A Beam’s Casing is probably one of the more important but non-technical items. The Casing protects the operators from harm and ensures that any heat overflow is not transferred to the rest of the ship. With this in mind, a material with a low Temperature Sensitivity would be best. Also it would be good to have a material that is not Malleable so that warping does not occur.

The Focuser of the Beam is basically a prism or mirror type component within the weapon. This is where the light is bent and sent to the Medium for the actual firing. This piece is also where the alignment takes place. A poorly aligned Focuser can spell disaster for a unit in trouble. It should be noted that you will be looking for the same Temperature Sensitivity and Thermal Expansion as you would for the Coupler.

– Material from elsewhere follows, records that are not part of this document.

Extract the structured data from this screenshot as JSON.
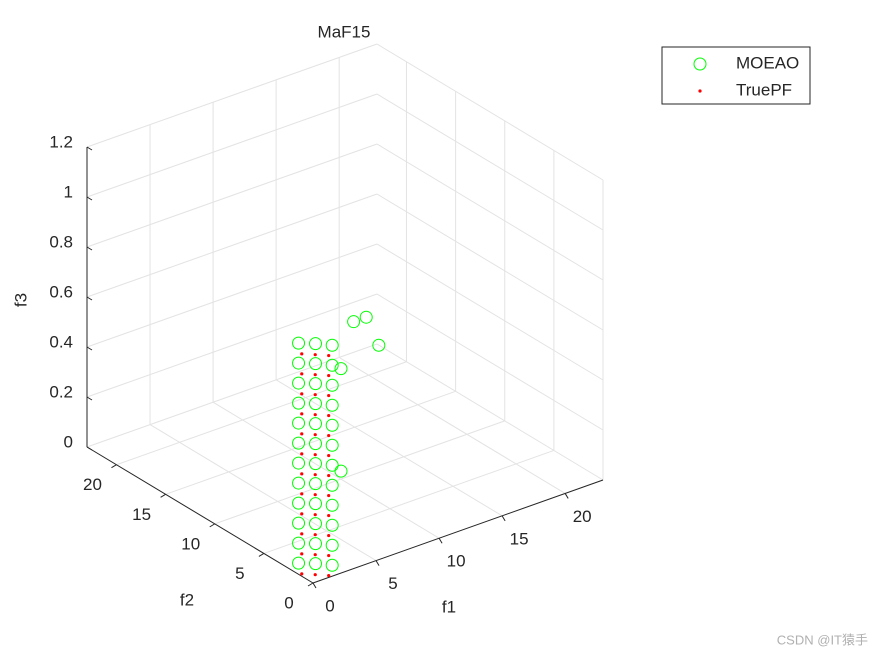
{
  "chart_data": {
    "type": "scatter3",
    "title": "MaF15",
    "xlabel": "f1",
    "ylabel": "f2",
    "zlabel": "f3",
    "xlim": [
      0,
      23
    ],
    "ylim": [
      0,
      23
    ],
    "zlim": [
      0,
      1.2
    ],
    "xticks": [
      0,
      5,
      10,
      15,
      20
    ],
    "yticks": [
      0,
      5,
      10,
      15,
      20
    ],
    "zticks": [
      0,
      0.2,
      0.4,
      0.6,
      0.8,
      1,
      1.2
    ],
    "grid": true,
    "legend": "outside-top-right",
    "watermark": "CSDN @IT猿手",
    "series": [
      {
        "name": "MOEAO",
        "color": "#00ff00",
        "marker": "circle",
        "x": [
          0.1,
          0.9,
          1.6,
          0.1,
          0.9,
          1.6,
          0.1,
          0.9,
          1.6,
          0.1,
          0.9,
          1.6,
          0.1,
          0.9,
          1.6,
          0.1,
          0.9,
          1.6,
          0.1,
          0.9,
          1.6,
          0.1,
          0.9,
          1.6,
          0.1,
          0.9,
          1.6,
          0.1,
          0.9,
          1.6,
          0.1,
          0.9,
          1.6,
          0.1,
          0.9,
          1.6,
          4,
          5,
          6,
          3,
          3
        ],
        "y": [
          1.6,
          0.9,
          0.1,
          1.6,
          0.9,
          0.1,
          1.6,
          0.9,
          0.1,
          1.6,
          0.9,
          0.1,
          1.6,
          0.9,
          0.1,
          1.6,
          0.9,
          0.1,
          1.6,
          0.9,
          0.1,
          1.6,
          0.9,
          0.1,
          1.6,
          0.9,
          0.1,
          1.6,
          0.9,
          0.1,
          1.6,
          0.9,
          0.1,
          1.6,
          0.9,
          0.1,
          1,
          1,
          1,
          1,
          1
        ],
        "z": [
          0.04,
          0.04,
          0.04,
          0.12,
          0.12,
          0.12,
          0.2,
          0.2,
          0.2,
          0.28,
          0.28,
          0.28,
          0.36,
          0.36,
          0.36,
          0.44,
          0.44,
          0.44,
          0.52,
          0.52,
          0.52,
          0.6,
          0.6,
          0.6,
          0.68,
          0.68,
          0.68,
          0.76,
          0.76,
          0.76,
          0.84,
          0.84,
          0.84,
          0.92,
          0.92,
          0.92,
          0.95,
          0.95,
          0.82,
          0.78,
          0.37
        ]
      },
      {
        "name": "TruePF",
        "color": "#ff0000",
        "marker": "dot",
        "x": [
          0.2,
          0.8,
          1.4,
          0.2,
          0.8,
          1.4,
          0.2,
          0.8,
          1.4,
          0.2,
          0.8,
          1.4,
          0.2,
          0.8,
          1.4,
          0.2,
          0.8,
          1.4,
          0.2,
          0.8,
          1.4,
          0.2,
          0.8,
          1.4,
          0.2,
          0.8,
          1.4,
          0.2,
          0.8,
          1.4,
          0.2,
          0.8,
          1.4,
          0.2,
          0.8,
          1.4
        ],
        "y": [
          1.4,
          0.8,
          0.2,
          1.4,
          0.8,
          0.2,
          1.4,
          0.8,
          0.2,
          1.4,
          0.8,
          0.2,
          1.4,
          0.8,
          0.2,
          1.4,
          0.8,
          0.2,
          1.4,
          0.8,
          0.2,
          1.4,
          0.8,
          0.2,
          1.4,
          0.8,
          0.2,
          1.4,
          0.8,
          0.2,
          1.4,
          0.8,
          0.2,
          1.4,
          0.8,
          0.2
        ],
        "z": [
          0.0,
          0.0,
          0.0,
          0.08,
          0.08,
          0.08,
          0.16,
          0.16,
          0.16,
          0.24,
          0.24,
          0.24,
          0.32,
          0.32,
          0.32,
          0.4,
          0.4,
          0.4,
          0.48,
          0.48,
          0.48,
          0.56,
          0.56,
          0.56,
          0.64,
          0.64,
          0.64,
          0.72,
          0.72,
          0.72,
          0.8,
          0.8,
          0.8,
          0.88,
          0.88,
          0.88
        ]
      }
    ]
  }
}
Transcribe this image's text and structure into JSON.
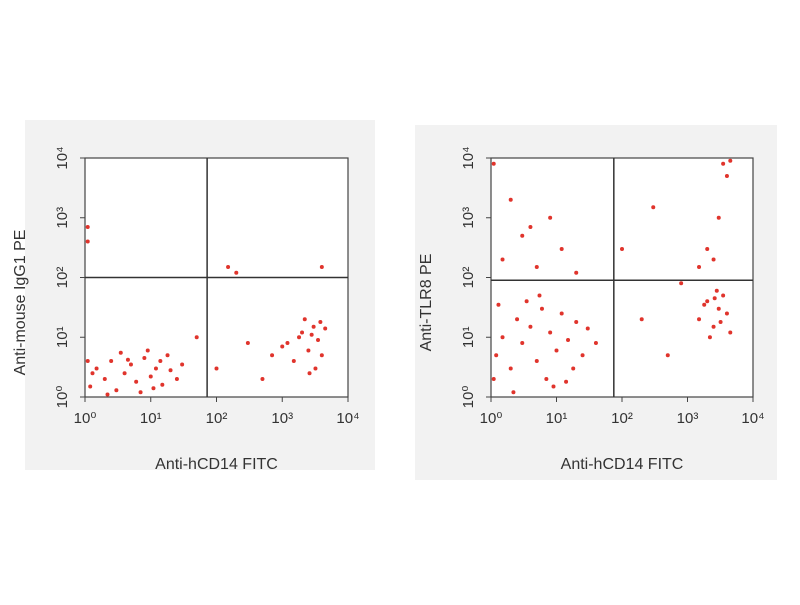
{
  "chart_data": [
    {
      "type": "scatter",
      "x_label": "Anti-hCD14 FITC",
      "y_label": "Anti-mouse IgG1 PE",
      "log_x": true,
      "log_y": true,
      "color": "#e0342c",
      "xlim": [
        1,
        10000
      ],
      "ylim": [
        1,
        10000
      ],
      "xticks": [
        {
          "value": 1,
          "label": "10⁰"
        },
        {
          "value": 10,
          "label": "10¹"
        },
        {
          "value": 100,
          "label": "10²"
        },
        {
          "value": 1000,
          "label": "10³"
        },
        {
          "value": 10000,
          "label": "10⁴"
        }
      ],
      "yticks": [
        {
          "value": 1,
          "label": "10⁰"
        },
        {
          "value": 10,
          "label": "10¹"
        },
        {
          "value": 100,
          "label": "10²"
        },
        {
          "value": 1000,
          "label": "10³"
        },
        {
          "value": 10000,
          "label": "10⁴"
        }
      ],
      "gate_x": 72,
      "gate_y": 100,
      "x": [
        1.2,
        1.5,
        2,
        2.5,
        3,
        4,
        5,
        6,
        8,
        10,
        12,
        15,
        18,
        20,
        25,
        1.1,
        3.5,
        7,
        9,
        14,
        1.3,
        2.2,
        4.5,
        30,
        11,
        1200,
        1500,
        2000,
        2500,
        3000,
        3500,
        4000,
        2200,
        1800,
        3200,
        2800,
        4500,
        1000,
        2600,
        3800,
        100,
        300,
        500,
        150,
        200,
        4000,
        1.1,
        1.1,
        50,
        700
      ],
      "y": [
        1.5,
        3,
        2,
        4,
        1.3,
        2.5,
        3.5,
        1.8,
        4.5,
        2.2,
        3,
        1.6,
        5,
        2.8,
        2,
        4,
        5.5,
        1.2,
        6,
        4,
        2.5,
        1.1,
        4.2,
        3.5,
        1.4,
        8,
        4,
        12,
        6,
        15,
        9,
        5,
        20,
        10,
        3,
        11,
        14,
        7,
        2.5,
        18,
        3,
        8,
        2,
        150,
        120,
        150,
        700,
        400,
        10,
        5
      ]
    },
    {
      "type": "scatter",
      "x_label": "Anti-hCD14 FITC",
      "y_label": "Anti-TLR8 PE",
      "log_x": true,
      "log_y": true,
      "color": "#e0342c",
      "xlim": [
        1,
        10000
      ],
      "ylim": [
        1,
        10000
      ],
      "xticks": [
        {
          "value": 1,
          "label": "10⁰"
        },
        {
          "value": 10,
          "label": "10¹"
        },
        {
          "value": 100,
          "label": "10²"
        },
        {
          "value": 1000,
          "label": "10³"
        },
        {
          "value": 10000,
          "label": "10⁴"
        }
      ],
      "yticks": [
        {
          "value": 1,
          "label": "10⁰"
        },
        {
          "value": 10,
          "label": "10¹"
        },
        {
          "value": 100,
          "label": "10²"
        },
        {
          "value": 1000,
          "label": "10³"
        },
        {
          "value": 10000,
          "label": "10⁴"
        }
      ],
      "gate_x": 75,
      "gate_y": 90,
      "x": [
        1.2,
        1.5,
        2,
        2.5,
        3,
        4,
        5,
        6,
        8,
        10,
        12,
        15,
        20,
        25,
        30,
        1.1,
        3.5,
        7,
        9,
        40,
        1.3,
        2.2,
        18,
        5.5,
        14,
        1.5,
        3,
        5,
        8,
        2,
        12,
        20,
        1.1,
        4,
        1500,
        2000,
        2500,
        3000,
        3500,
        4000,
        2200,
        2800,
        1800,
        3200,
        4500,
        2600,
        2000,
        3000,
        4000,
        2500,
        3500,
        1500,
        4500,
        200,
        500,
        100,
        800,
        300
      ],
      "y": [
        5,
        10,
        3,
        20,
        8,
        15,
        4,
        30,
        12,
        6,
        25,
        9,
        18,
        5,
        14,
        2,
        40,
        2,
        1.5,
        8,
        35,
        1.2,
        3,
        50,
        1.8,
        200,
        500,
        150,
        1000,
        2000,
        300,
        120,
        8000,
        700,
        20,
        40,
        15,
        30,
        50,
        25,
        10,
        60,
        35,
        18,
        12,
        45,
        300,
        1000,
        5000,
        200,
        8000,
        150,
        9000,
        20,
        5,
        300,
        80,
        1500
      ]
    }
  ]
}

However, unlike the Coupler you want to refract instead of reflect the beam. Keep this in mind when choosing materials for construction. Finally, the Medium of the Beam. This is the component where the Beam actually exits the weapon. It used to be this material that gave the Beams their color. However, with modern technology you are now be able to select whatever color you prefer. To create a good Medium, you will need to use a material with a high Boiling Point and Low Refraction and Reflection. The Boiling Point is to prevent evaporation under stress and allow the material to be reused more often. Or, if the case may be, allow more energy to be put through it than would normally be possible. The Refraction and Reflection properties should be kept low to allow the light to pass through with no interruptions or dissipation.